To his credit, he also tried to ease India’s strict land use laws to make it easier for the government and private companies to build industrial plants and infrastructure. An effort, yet again politicised by the opposition parties: terming his a “suit and boot” government working for the rich at the cost of the poor, as a result putting him on the defensive. Naturally, Mr Modi has since somewhat pulled back from his initial Gujarat style aggressive strategy to revive the Indian economy.

And it is this very cerebral confusion that also reflects in his latest budget. To cut the deficit to 3.5 percent of gross domestic product in the financial year ending in March 2017, he is relying on raising almost 1.6 trillion Indian rupees, or $23.3 billion, from pushing telecom spectrum and selling down shares in various companies, including insurers and a state owned bank. This is twice this year’s expected haul. India’s track record and more importantly Modi’s own shifty performance over the last two years of over-promising and under-delivering leaves plenty of room for doubt – the government sold large stakes in Coal India and some other companies in the now concluding fiscal year, but still fell more than half short of its privatisation target for the year 2015-16. Ask the BJP policymakers and they argue that there are several reasons why India keeps missing its targets, but Mr Modi’s leadership is not one of them.
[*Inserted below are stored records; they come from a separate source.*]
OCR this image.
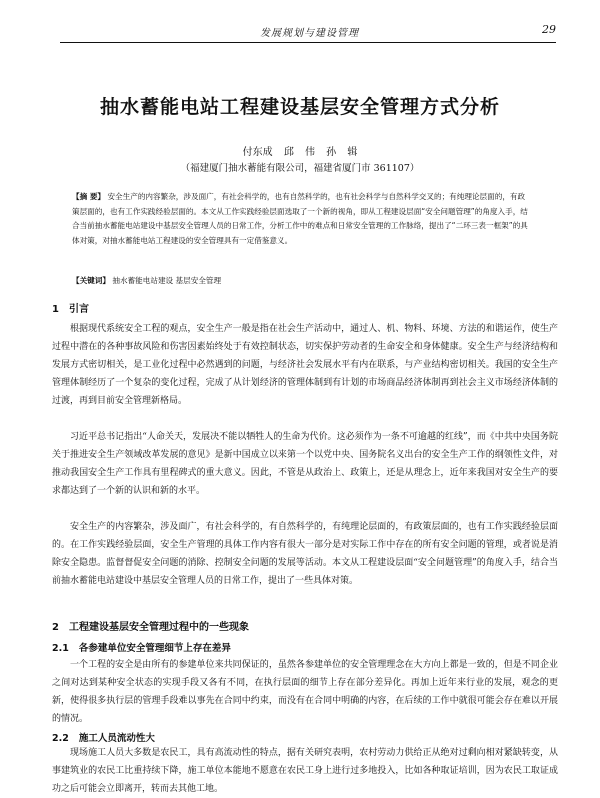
发展规划与建设管理	29
抽水蓄能电站工程建设基层安全管理方式分析
付东成 邱 伟 孙 辑
（福建厦门抽水蓄能有限公司，福建省厦门市 361107）
【摘 要】 安全生产的内容繁杂，涉及面广，有社会科学的，也有自然科学的，也有社会科学与自然科学交叉的；有纯理论层面的，有政策层面的，也有工作实践经验层面的。本文从工作实践经验层面选取了一个新的视角，即从工程建设层面“安全问题管理”的角度入手，结合当前抽水蓄能电站建设中基层安全管理人员的日常工作，分析工作中的难点和日常安全管理的工作脉络，提出了“二环三表一框架”的具体对策，对抽水蓄能电站工程建设的安全管理具有一定借鉴意义。
【关键词】 抽水蓄能电站建设 基层安全管理
1 引言
根据现代系统安全工程的观点，安全生产一般是指在社会生产活动中，通过人、机、物料、环境、方法的和谐运作，使生产过程中潜在的各种事故风险和伤害因素始终处于有效控制状态，切实保护劳动者的生命安全和身体健康。安全生产与经济结构和发展方式密切相关，是工业化过程中必然遇到的问题，与经济社会发展水平有内在联系，与产业结构密切相关。我国的安全生产管理体制经历了一个复杂的变化过程，完成了从计划经济的管理体制到有计划的市场商品经济体制再到社会主义市场经济体制的过渡，再到目前安全管理新格局。
习近平总书记指出“人命关天，发展决不能以牺牲人的生命为代价。这必须作为一条不可逾越的红线”，而《中共中央国务院关于推进安全生产领域改革发展的意见》是新中国成立以来第一个以党中央、国务院名义出台的安全生产工作的纲领性文件，对推动我国安全生产工作具有里程碑式的重大意义。因此，不管是从政治上、政策上，还是从理念上，近年来我国对安全生产的要求都达到了一个新的认识和新的水平。
安全生产的内容繁杂，涉及面广，有社会科学的，有自然科学的，有纯理论层面的，有政策层面的，也有工作实践经验层面的。在工作实践经验层面，安全生产管理的具体工作内容有很大一部分是对实际工作中存在的所有安全问题的管理，或者说是消除安全隐患。监督督促安全问题的消除、控制安全问题的发展等活动。本文从工程建设层面“安全问题管理”的角度入手，结合当前抽水蓄能电站建设中基层安全管理人员的日常工作，提出了一些具体对策。
2 工程建设基层安全管理过程中的一些现象
2.1 各参建单位安全管理细节上存在差异
一个工程的安全是由所有的参建单位来共同保证的，虽然各参建单位的安全管理理念在大方向上都是一致的，但是不同企业之间对达到某种安全状态的实现手段又各有不同，在执行层面的细节上存在部分差异化。再加上近年来行业的发展，观念的更新，使得很多执行层的管理手段难以事先在合同中约束，而没有在合同中明确的内容，在后续的工作中就很可能会存在难以开展的情况。
2.2 施工人员流动性大
现场施工人员大多数是农民工，具有高流动性的特点，据有关研究表明，农村劳动力供给正从绝对过剩向相对紧缺转变，从事建筑业的农民工比重持续下降，施工单位本能地不愿意在农民工身上进行过多地投入，比如各种取证培训，因为农民工取证成功之后可能会立即离开，转而去其他工地。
Arun Jaitley, the finance minister, complains that investment banks are paid little for privatisation deals, so advisers don’t try very hard, but given the opposition’s negativity and certain damaging court rulings, his hands are tied to raise fee structures beyond a certain point. Politicians are also terrified about selling assets too cheaply or in some cases opt for deciding that companies are better off in state hands. For example, the mining group Vedanta was keen to buy Hindustan Zinc from the government, but the judiciary has admitted a petition by a group of Indian federal bureaucrats seeking a cancellation of this deal.

Regardless, this moaning of the minister of finance is nothing new – we in Pakistan are quite used to it by now – and the reality is that Mr Modi, the golden manager of Gujarat, is simply not living up to his election time billing. Meaningful investment in the Indian economy is still not happening, the farmers’ suicide rate is the highest ever, state owned banks are struggling with a rather large bad debt portfolio (a big chunk being of willful defaults), real reforms to shore up corporate governance remain elusive and last but not least, a big question mark still remains on equitable distribution of resources, especially to the minorities, where no one else but he himself has to be held responsible. Even the government’s assumption to sell airwaves in 2016-17 looks to be a stretch given that the Indian telecom operators are already struggling with high debts, and the banks they rely on for funding are hobbled with bad loans. By RBI’s own assessment, the actual deficit will end up in excess of 4 percent (against benchmarked 3.5%) and this could be painful as it would drive up India’s already high borrowing costs.

Mr Jaitley may have some fallback options, just as if it wasn’t for higher fuel taxes and other tinkering with domestic energy prices this year, the current budget deficit target of 3.9% would have been missed. But the Indian government probably cannot rely on an oil windfall again; and for that matter, no government including Pakistan’s, where Mr Dar ironically will be confronted with similar problems when announcing his budget three months down the road.